Ketika membuat software untuk tujuan tertentu, Anda mungkin berpikir bahwa frontend developer adalah orang yang bertugas memberikan tampilan atau nuansa dalam perangkat lunak yang Anda inginkan. Namun, tugas developer yang sebenarnya adalah mengurus bagian teknis. Jadi, jika ingin melihat gambaran bagaimana produk akhir Anda, maka akan dibuat sebuah sample yang disebut dengan mockup software. Orang yang membuatnya biasanya adalah desainer.

Apa Itu Mockup Software?

Dalam bahasa Indonesia, mockup disebut dengan istilah maket. Di dunia arsitektur, maket adalah miniatur atau bentuk skala kecil dari bangunan asli yang ingin dibuat. Dengan melihat maket, orang bisa membayangkan bagaimana wujud bangunan yang akan dibuat nantinya meski dalam ukuran yang kecil dan tidak bisa digunakan.

mockup software

Hal yang sama juga berlaku dalam pembuatan mockup software atau maket softwareMockup merupakan sebuah gambar statis dengan tingkat kesesuaian menengah hingga tinggi dengan produk finalnya. Tujuan pembuatannya adalah untuk mendemonstrasikan skema warna, tata letak konten, font, ikon, visual navigasi, gambar, dan nuansa dari keseluruhan produk digital yang akan dibuat.
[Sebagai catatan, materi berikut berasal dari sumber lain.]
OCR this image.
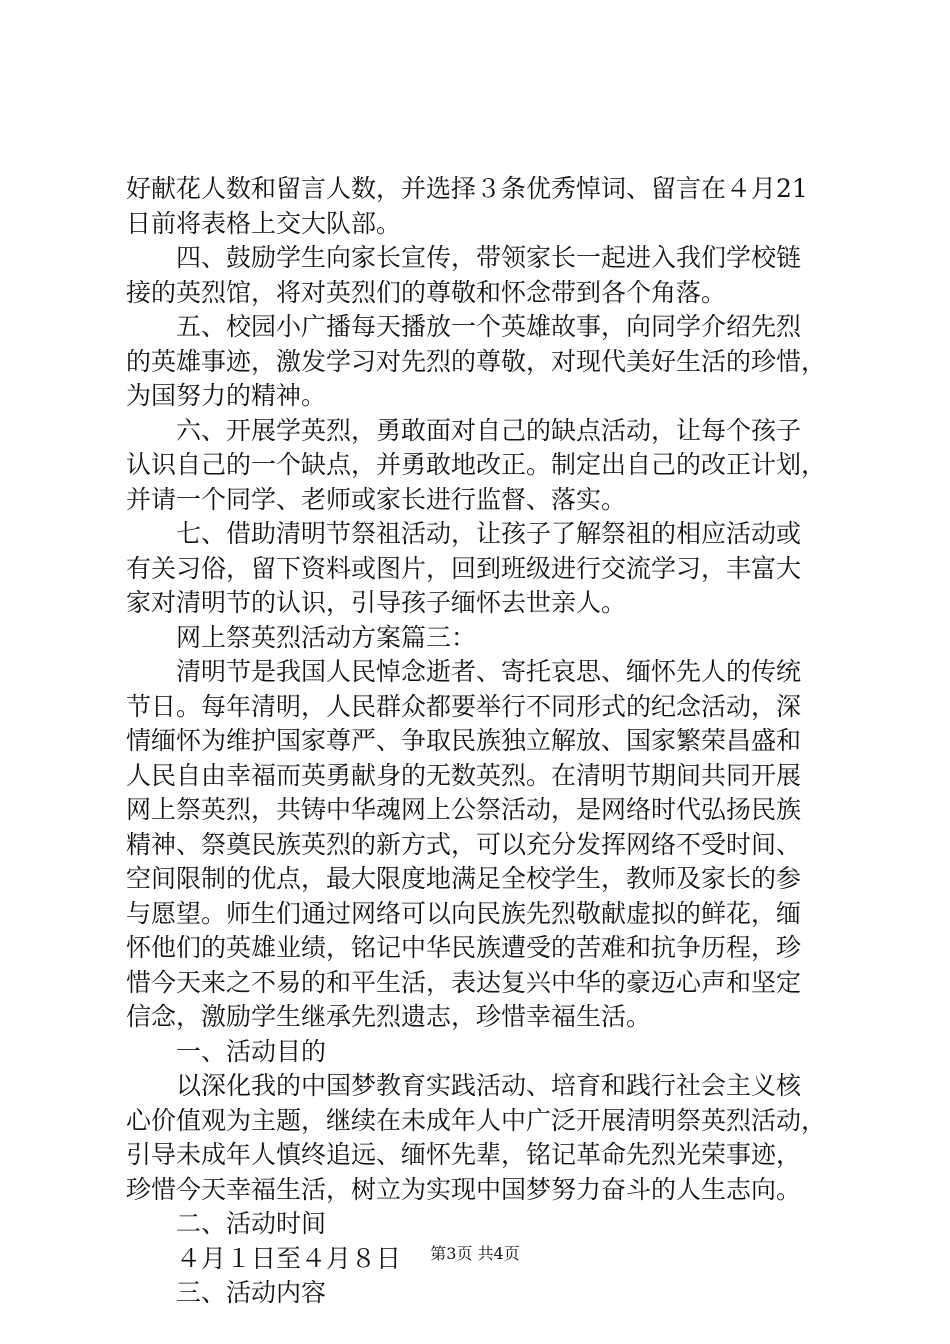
好献花人数和留言人数，并选择３条优秀悼词、留言在４月21
日前将表格上交大队部。
四、鼓励学生向家长宣传，带领家长一起进入我们学校链
接的英烈馆，将对英烈们的尊敬和怀念带到各个角落。
五、校园小广播每天播放一个英雄故事，向同学介绍先烈
的英雄事迹，激发学习对先烈的尊敬，对现代美好生活的珍惜，
为国努力的精神。
六、开展学英烈，勇敢面对自己的缺点活动，让每个孩子
认识自己的一个缺点，并勇敢地改正。制定出自己的改正计划，
并请一个同学、老师或家长进行监督、落实。
七、借助清明节祭祖活动，让孩子了解祭祖的相应活动或
有关习俗，留下资料或图片，回到班级进行交流学习，丰富大
家对清明节的认识，引导孩子缅怀去世亲人。
网上祭英烈活动方案篇三：
清明节是我国人民悼念逝者、寄托哀思、缅怀先人的传统
节日。每年清明，人民群众都要举行不同形式的纪念活动，深
情缅怀为维护国家尊严、争取民族独立解放、国家繁荣昌盛和
人民自由幸福而英勇献身的无数英烈。在清明节期间共同开展
网上祭英烈，共铸中华魂网上公祭活动，是网络时代弘扬民族
精神、祭奠民族英烈的新方式，可以充分发挥网络不受时间、
空间限制的优点，最大限度地满足全校学生，教师及家长的参
与愿望。师生们通过网络可以向民族先烈敬献虚拟的鲜花，缅
怀他们的英雄业绩，铭记中华民族遭受的苦难和抗争历程，珍
惜今天来之不易的和平生活，表达复兴中华的豪迈心声和坚定
信念，激励学生继承先烈遗志，珍惜幸福生活。
一、活动目的
以深化我的中国梦教育实践活动、培育和践行社会主义核
心价值观为主题，继续在未成年人中广泛开展清明祭英烈活动，
引导未成年人慎终追远、缅怀先辈，铭记革命先烈光荣事迹，
珍惜今天幸福生活，树立为实现中国梦努力奋斗的人生志向。
二、活动时间
４月１日至４月８日
三、活动内容
第3页 共4页
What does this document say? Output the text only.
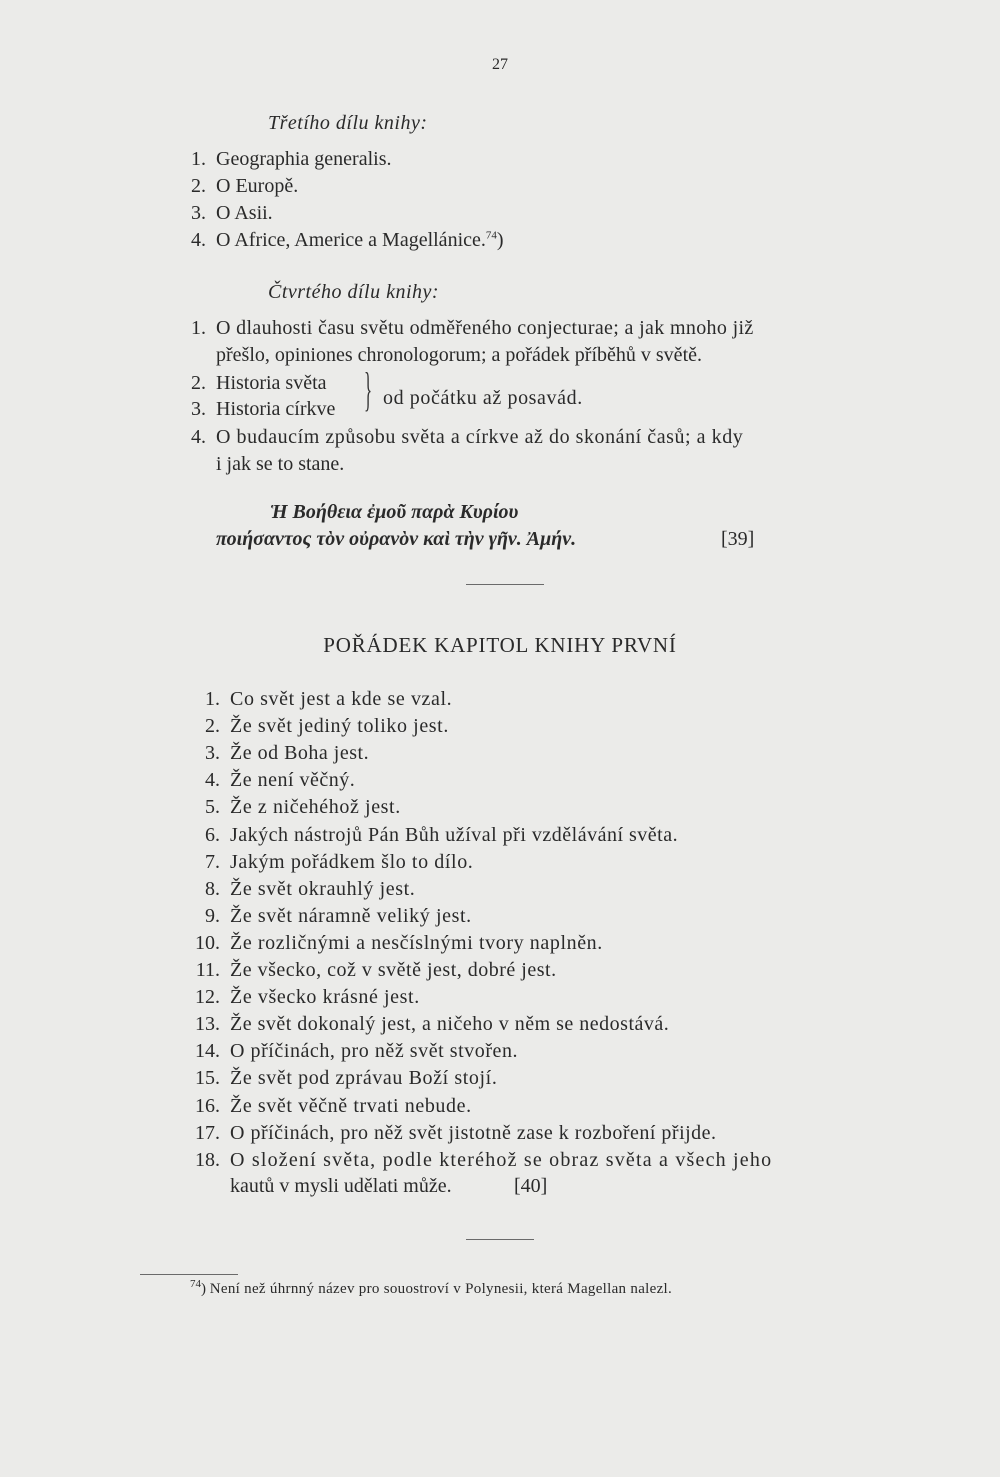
27
Třetího dílu knihy:
1. Geographia generalis.
2. O Europě.
3. O Asii.
4. O Africe, Americe a Magellánice.$^{74}$)
Čtvrtého dílu knihy:
1. O dlauhosti času světu odměřeného conjecturae; a jak mnoho již
přešlo, opiniones chronologorum; a pořádek příběhů v světě.
2. Historia světa
3. Historia církve } od počátku až posavád.
4. O budaucím způsobu světa a církve až do skonání časů; a kdy
i jak se to stane.
Ἡ Βοήθεια ἐμοῦ παρὰ Κυρίου
ποιήσαντος τὸν οὐρανὸν καὶ τὴν γῆν. Ἀμήν.	[39]
POŘÁDEK KAPITOL KNIHY PRVNÍ
1. Co svět jest a kde se vzal.
2. Že svět jediný toliko jest.
3. Že od Boha jest.
4. Že není věčný.
5. Že z ničehéhož jest.
6. Jakých nástrojů Pán Bůh užíval při vzdělávání světa.
7. Jakým pořádkem šlo to dílo.
8. Že svět okrauhlý jest.
9. Že svět náramně veliký jest.
10. Že rozličnými a nesčíslnými tvory naplněn.
11. Že všecko, což v světě jest, dobré jest.
12. Že všecko krásné jest.
13. Že svět dokonalý jest, a ničeho v něm se nedostává.
14. O příčinách, pro něž svět stvořen.
15. Že svět pod zprávau Boží stojí.
16. Že svět věčně trvati nebude.
17. O příčinách, pro něž svět jistotně zase k rozboření přijde.
18. O složení světa, podle kteréhož se obraz světa a všech jeho
kautů v mysli udělati může.	[40]
$^{74}$) Není než úhrnný název pro souostroví v Polynesii, která Magellan nalezl.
Komponen dalam Mockup Software

Adapun komponen yang dapat Anda lihat melalui mockup perangkat lunak yang dibuat oleh desainer, antara lain:

  • Content lay-out atau tata letak konten. Bagian ini akan menunjukkan bagaimana konten ditampilkan pada halaman atau layar. Desainer mungkin akan menggunakan diagram Gutenberg, tata letak pola-Z, atau tata letak pola-F.
  • Skema warna. Skema warna pada aplikasi maupun perangkat lunak akan memberikan nuansa dan pengalaman berbeda pada masing-masing pengguna. Karena warna dapat memengaruhi pengalaman pengguna, Anda harus memilihnya dengan bijak. Perhatikan juga tingkat kontras warna agar teks bisa dibaca dengan baik dan keseluruhan elemen terlihat jelas.
  • Tipografi. Bagian yang termasuk dalam tipografi adalah jenis font, ukuran, gaya, spasi, hingga perataan teks. Jangan sampai ada bagian dari desain yang mengganggu pengguna dalam membaca teks.
  • Spacing atau jarak. Dalam sebuah desain, penting adanya keseimbangan antara halaman yang terisi dengan halaman yang kosong. Jika layar terlalu penuh dengan tulisan atau warna, pengalaman pengguna akan jelek. Lewat mockup software, Anda bisa melihat apakah spacing-nya sudah cukup baik atau perlu diubah.
  • Visual navigasi. Beragam menu seperti pull-down, sider, footer, panah, atau slider juga bisa dilihat melalui maket perangkat lunak.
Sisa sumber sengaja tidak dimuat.